Mac Donald tells how the mindless paternalism of federal law and judicial intervention has turned disability recipients into permanent wards of the state, long after the episodes that caused the disability have been forgotten. She describes a school program for teenage mothers in which the girls are relieved of the responsibility to visit the kids during the day, so that, in the words of the assistant principal, "they can have some of the immaturity and giddiness of being a teen." She tracks the hundreds of millions of dollars New York City spends each year on kinship foster care payments to relatives who are not required to meet even the most minimal obligations to the children placed in their custody.

Nearly all of these chilling episodes end with a little Heather Mac Donald homily. "We must once again start to draw moral distinctions in our public discourse." Or: "Unwillingness to render judgment on self- destructive behavior is part of a moral climate that has done real and lasting harm to the poor." Or: "If you insulate people from the consequences of their own self-destructive behavior, you're going to get a whole lot more of it."
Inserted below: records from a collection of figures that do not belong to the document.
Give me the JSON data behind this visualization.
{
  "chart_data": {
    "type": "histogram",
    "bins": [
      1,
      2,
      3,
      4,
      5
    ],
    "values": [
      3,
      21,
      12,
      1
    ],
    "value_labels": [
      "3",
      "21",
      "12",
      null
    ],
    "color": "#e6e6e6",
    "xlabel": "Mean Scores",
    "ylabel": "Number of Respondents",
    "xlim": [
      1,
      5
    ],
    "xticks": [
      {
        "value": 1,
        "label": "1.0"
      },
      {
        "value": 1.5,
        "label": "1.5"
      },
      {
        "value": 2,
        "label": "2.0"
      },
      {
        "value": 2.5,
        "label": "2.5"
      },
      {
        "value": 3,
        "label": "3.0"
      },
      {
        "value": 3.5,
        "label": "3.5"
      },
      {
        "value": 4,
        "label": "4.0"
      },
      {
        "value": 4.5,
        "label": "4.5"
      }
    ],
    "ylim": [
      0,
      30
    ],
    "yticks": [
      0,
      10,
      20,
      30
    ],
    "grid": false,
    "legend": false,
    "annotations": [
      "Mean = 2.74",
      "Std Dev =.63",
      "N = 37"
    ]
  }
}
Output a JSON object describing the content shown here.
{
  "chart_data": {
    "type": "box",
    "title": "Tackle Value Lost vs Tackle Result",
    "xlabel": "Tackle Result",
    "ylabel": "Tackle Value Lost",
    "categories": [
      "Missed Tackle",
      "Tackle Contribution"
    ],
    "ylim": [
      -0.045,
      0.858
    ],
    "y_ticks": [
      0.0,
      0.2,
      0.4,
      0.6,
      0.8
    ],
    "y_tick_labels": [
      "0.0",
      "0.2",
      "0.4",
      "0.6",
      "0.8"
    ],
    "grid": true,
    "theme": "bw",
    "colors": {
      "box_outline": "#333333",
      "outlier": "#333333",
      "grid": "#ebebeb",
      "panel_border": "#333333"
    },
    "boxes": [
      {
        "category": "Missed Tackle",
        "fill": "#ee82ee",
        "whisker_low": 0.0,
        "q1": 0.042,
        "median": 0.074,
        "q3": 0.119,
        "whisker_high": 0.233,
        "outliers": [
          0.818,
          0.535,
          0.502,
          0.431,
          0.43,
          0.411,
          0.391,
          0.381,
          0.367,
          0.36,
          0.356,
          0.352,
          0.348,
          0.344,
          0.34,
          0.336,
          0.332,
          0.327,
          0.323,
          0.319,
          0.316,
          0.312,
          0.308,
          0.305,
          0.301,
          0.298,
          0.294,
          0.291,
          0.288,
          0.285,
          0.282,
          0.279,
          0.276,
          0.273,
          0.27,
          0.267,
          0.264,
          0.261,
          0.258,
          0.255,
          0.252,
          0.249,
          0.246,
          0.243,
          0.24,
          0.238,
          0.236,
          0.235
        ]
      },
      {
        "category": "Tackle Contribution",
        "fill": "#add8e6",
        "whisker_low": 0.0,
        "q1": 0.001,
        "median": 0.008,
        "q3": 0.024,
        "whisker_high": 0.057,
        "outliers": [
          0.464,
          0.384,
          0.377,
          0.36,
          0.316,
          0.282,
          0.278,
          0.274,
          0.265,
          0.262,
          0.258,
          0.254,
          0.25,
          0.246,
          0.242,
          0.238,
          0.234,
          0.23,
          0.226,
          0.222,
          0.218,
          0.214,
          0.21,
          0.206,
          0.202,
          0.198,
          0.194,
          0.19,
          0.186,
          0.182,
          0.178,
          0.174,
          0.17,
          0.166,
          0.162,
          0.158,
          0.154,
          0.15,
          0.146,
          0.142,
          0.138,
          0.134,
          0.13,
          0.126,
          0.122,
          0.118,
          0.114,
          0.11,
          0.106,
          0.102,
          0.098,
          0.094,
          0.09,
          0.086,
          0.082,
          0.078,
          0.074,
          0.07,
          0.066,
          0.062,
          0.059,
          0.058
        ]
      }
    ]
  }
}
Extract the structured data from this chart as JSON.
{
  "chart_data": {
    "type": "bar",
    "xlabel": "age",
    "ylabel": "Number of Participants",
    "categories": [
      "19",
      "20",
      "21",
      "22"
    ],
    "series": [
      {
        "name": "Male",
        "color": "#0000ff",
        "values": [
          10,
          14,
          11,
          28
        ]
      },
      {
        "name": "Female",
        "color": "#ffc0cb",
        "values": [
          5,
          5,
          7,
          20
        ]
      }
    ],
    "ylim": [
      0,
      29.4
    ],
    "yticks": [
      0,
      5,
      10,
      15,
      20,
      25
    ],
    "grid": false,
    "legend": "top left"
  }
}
If you think this sort of argument might attract enemies, you are right. The Village Voice calls Mac Donald a sadist. The Welfare Reform Network says Mac Donald's essays "reek of the misdirected moral indignation that characterizes the policies of the Giuliani administration." The Greenwich Village Gazette ran an article last year headlined "Heather Mac Donald, you're the one on crack!" and pictured her with a swastika on her shoulder.

So far as I can tell, however, nobody has successfully challenged her central facts or refuted her arguments. Of course, I may think that because I agree with them. Nothing is really objective in the realm of social policy: Any judgment about the efficacy of a particular program, regardless of how many studies or experiments have been performed, depends to a great extent on the values and perspectives of the person doing the evaluating. No array of statistics about teen pregnancy or homelessness will convince the social-policy left that blaming the victim is justifiable. No set of anecdotes portraying the courage and decency of the underclass will convince Heather Mac Donald (or me, for that matter) that welfare paternalism is a good idea.

But even if you find Mac Donald unconvincing--even if you think she is a sadist--you have to give her credit on one point. She compels everyone who reads her to treat social welfare questions as old- fashioned moral questions--not just tactical or administrative ones. If that's all she accomplishes--and I'm sure it won't be--she has done something very important.